The local 24-hour operation is expected to start in April or May, said Allison Scuriatti, a spokeswoman for Mountainside's parent company, Intelsat Global Service Corp. in Washington, D.C.

The teleport at Friendship will be one of five teleports the company uses worldwide to relay voice, data, Internet and video information between telecommunications ground networks and 13 of Intelsat's 25 satellites, Scuriatti said.

In addition to an approximately 39,000-square-foot building, up to six satellite antennas will go up initially, Scuriatti said. The antennas will be 11 meters or 16 meters in diameter.

Intelsat officials expect the local site to have up to 15 employees in two years, Scuriatti said. The company projects it will have 50 to 60 employees there within five years, she said.

The first employees will be senior-level, specialized engineering and technical workers who probably will be brought into the area rather than hired locally, Scuriatti said.

Scuriatti didn't have a pay range for those workers, but agreed it would be more than $40,000 a year.
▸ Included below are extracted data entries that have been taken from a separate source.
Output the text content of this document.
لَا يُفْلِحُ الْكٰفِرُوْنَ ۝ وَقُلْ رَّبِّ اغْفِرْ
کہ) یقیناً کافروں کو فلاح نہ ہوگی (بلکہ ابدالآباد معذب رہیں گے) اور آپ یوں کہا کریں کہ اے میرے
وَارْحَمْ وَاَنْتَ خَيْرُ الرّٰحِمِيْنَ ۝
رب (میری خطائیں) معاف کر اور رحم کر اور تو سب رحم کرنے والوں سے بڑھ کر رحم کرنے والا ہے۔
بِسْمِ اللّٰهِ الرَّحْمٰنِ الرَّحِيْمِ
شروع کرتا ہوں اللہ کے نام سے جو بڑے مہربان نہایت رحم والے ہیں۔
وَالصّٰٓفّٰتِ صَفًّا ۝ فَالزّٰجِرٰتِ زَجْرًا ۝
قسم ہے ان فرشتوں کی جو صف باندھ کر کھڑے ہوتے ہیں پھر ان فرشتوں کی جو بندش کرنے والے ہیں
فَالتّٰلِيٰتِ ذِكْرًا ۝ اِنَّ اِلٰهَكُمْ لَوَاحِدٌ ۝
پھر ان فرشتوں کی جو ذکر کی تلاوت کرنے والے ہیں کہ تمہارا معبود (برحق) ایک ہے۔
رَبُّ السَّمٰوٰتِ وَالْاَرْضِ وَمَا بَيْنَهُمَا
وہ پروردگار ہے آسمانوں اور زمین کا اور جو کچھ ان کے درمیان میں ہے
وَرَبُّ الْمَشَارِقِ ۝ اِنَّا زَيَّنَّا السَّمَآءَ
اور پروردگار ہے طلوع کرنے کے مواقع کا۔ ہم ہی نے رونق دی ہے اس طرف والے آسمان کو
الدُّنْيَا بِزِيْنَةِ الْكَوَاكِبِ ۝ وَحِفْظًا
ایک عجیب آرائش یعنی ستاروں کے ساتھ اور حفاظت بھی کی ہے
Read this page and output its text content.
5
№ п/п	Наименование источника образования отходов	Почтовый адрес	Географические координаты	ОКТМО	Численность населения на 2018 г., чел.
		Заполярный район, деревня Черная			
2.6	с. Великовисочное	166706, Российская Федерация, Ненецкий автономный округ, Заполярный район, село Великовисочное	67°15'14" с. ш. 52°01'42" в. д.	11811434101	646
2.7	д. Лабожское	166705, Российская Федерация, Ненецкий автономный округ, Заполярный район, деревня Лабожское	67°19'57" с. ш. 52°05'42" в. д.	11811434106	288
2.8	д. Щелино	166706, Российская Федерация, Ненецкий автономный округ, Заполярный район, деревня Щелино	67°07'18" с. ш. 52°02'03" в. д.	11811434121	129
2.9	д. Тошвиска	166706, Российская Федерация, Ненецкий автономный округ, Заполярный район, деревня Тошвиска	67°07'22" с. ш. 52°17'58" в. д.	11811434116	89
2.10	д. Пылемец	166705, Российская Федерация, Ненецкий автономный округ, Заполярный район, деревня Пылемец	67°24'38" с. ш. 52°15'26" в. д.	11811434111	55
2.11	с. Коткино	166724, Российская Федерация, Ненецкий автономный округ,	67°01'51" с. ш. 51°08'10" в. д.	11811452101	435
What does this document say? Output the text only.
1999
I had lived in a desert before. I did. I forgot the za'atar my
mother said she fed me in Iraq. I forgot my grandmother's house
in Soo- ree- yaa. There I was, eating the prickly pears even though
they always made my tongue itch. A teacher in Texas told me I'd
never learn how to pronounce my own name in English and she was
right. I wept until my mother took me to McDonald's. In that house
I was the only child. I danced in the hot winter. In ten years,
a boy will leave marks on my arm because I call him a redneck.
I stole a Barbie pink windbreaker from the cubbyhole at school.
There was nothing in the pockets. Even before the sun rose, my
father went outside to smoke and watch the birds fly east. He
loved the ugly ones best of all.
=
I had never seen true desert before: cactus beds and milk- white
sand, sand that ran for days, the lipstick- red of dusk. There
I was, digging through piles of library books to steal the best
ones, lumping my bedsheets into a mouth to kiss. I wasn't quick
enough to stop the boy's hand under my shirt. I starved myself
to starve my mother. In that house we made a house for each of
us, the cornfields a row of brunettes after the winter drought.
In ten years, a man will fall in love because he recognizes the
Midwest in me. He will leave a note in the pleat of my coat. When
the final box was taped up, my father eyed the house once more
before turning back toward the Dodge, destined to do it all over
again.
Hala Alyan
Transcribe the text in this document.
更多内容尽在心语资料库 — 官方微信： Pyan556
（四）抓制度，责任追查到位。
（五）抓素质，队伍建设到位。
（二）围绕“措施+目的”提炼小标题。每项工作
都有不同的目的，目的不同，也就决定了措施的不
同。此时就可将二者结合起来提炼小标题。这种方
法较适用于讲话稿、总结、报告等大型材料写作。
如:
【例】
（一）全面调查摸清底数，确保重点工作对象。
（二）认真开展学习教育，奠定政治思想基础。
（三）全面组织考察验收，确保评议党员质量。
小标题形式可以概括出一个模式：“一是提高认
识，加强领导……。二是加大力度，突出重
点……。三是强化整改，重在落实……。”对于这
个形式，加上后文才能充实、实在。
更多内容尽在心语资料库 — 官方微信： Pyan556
Support staff could be hired locally, but Scuriatti had no timetable for hiring.

Mountainside is getting a $600,000 loan from the Maryland Department of Business & Economic Development (DBED), spokeswoman Tori Leonard said.

The loan converts to a grant if Mountainside creates 60 full-time, permanent jobs by Dec. 31, 2005, and 100 jobs by Dec. 31, 2008. The company also must invest $40 million in capital projects by Dec. 31, 2008.

Mountainside also may be eligible for up to $100,000 in work force training money from the state and $1.6 million in tax credits from Washington County's New Jobs Tax Credit program, according to DBED.

To be eligible for the real and personal property tax credits, a company must construct or expand by at least 30,000 square feet and employ 50 people within two years, said Tim Troxell, executive director for the Hagerstown-Washington County Economic Development Commission.

If Mountainside doesn't meet the conditions, it will have to pay the full tax amounts, Troxell said.

Of those 50 jobs, more than half must pay 150 percent or more of the average weekly wage of Washington County workers, or more than $837 a week, Troxell said.